Brothers of Italy has roots in the post-fascist movement founded by supporters of Benito Mussolini, and Meloni herself praised the dictator when she was young.

She has sought to distance herself from the past as she built up her party into a political force, going from just four percent of the vote in 2018 to Sunday’s triumph.

Her coalition campaigned on a platform of low taxes, an end to mass immigration, Catholic family values and an assertion of Italy’s nationalist interests abroad.

They want to renegotiate the EU’s post-pandemic recovery fund, arguing that the almost 200 billion euros Italy is set to receive should take into account the energy crisis.

But “Italy cannot afford to be deprived of these sums”, political sociologist Marc Lazar told AFP, which means Meloni actually has “very limited room for manoeuvre”.

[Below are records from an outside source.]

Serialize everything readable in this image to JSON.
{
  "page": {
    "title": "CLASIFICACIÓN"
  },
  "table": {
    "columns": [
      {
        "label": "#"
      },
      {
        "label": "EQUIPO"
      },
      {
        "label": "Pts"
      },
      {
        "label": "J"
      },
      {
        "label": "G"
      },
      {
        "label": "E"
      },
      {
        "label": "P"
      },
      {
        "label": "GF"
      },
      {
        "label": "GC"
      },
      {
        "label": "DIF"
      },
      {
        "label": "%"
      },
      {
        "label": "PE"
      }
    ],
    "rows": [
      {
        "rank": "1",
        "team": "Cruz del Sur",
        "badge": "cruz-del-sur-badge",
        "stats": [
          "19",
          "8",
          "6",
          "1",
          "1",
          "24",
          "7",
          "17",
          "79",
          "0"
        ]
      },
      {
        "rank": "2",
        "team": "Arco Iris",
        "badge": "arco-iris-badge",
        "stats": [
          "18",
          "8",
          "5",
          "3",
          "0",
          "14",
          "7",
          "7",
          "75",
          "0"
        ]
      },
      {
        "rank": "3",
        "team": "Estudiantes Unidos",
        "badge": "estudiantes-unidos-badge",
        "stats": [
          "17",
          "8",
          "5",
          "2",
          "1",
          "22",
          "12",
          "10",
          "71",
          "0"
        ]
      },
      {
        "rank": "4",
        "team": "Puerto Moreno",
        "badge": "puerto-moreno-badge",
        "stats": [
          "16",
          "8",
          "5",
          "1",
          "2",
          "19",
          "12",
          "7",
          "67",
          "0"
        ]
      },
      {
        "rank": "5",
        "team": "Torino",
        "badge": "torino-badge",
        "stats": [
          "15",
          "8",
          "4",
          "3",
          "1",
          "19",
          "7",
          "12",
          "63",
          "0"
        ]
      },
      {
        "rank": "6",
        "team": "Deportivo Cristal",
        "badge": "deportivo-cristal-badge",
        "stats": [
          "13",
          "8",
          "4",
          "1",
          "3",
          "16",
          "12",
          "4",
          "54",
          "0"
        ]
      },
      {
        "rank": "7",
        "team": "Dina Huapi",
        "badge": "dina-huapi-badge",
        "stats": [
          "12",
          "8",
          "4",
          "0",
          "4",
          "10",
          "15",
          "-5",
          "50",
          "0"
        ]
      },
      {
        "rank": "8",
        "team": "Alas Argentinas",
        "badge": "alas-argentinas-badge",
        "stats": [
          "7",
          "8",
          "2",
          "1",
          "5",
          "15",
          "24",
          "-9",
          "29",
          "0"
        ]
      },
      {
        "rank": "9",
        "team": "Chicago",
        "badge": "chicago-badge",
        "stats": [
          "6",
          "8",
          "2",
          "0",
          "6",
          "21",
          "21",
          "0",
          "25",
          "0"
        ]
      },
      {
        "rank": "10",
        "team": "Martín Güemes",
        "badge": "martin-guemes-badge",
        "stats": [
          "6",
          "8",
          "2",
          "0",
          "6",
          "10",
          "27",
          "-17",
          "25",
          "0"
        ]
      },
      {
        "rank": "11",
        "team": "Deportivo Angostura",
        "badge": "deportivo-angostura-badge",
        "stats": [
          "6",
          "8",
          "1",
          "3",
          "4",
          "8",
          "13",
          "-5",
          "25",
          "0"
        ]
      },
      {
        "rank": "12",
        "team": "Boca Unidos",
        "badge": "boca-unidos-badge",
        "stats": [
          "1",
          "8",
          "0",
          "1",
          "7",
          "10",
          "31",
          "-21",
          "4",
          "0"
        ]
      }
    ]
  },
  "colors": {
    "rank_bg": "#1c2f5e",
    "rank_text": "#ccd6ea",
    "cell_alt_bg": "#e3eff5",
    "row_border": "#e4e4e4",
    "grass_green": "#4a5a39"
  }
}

The funds are tied to a series of reforms only just begun by Draghi.

 Ukraine support

Despite her euroscepticism, Meloni strongly supports the EU’s sanctions against Russia over Ukraine, although her allies are another matter.

Berlusconi, the billionaire former premier who has long been friends with Vladimir Putin, faced an outcry this week after suggesting the Russian president was “pushed” into war by his entourage.

It is only one area in which Meloni and her allies do not see eye to eye, leading some analysts to predict that their coalition may not last long.

EXPLAINED: Is Brothers of Italy a ‘far right’ party?

Italian politics is historically unstable, with almost 70 governments since 1946.

A straight-speaking Roman raised by a single mother in a working-class neighbourhood, Meloni rails against what she calls “LGBT lobbies”, “woke ideology” and “the violence of Islam”.

She has vowed to stop the tens of thousands of migrants who arrive on Italy’s shores each year, a position she shares with Salvini, who is currently on trial for blocking charity rescue ships when he was interior minister in 2019.

The centre-left Democratic Party claimed her government would pose a serious risk to hard-won rights such as abortion and will ignore global warming, despite Italy being on the front line of the climate emergency.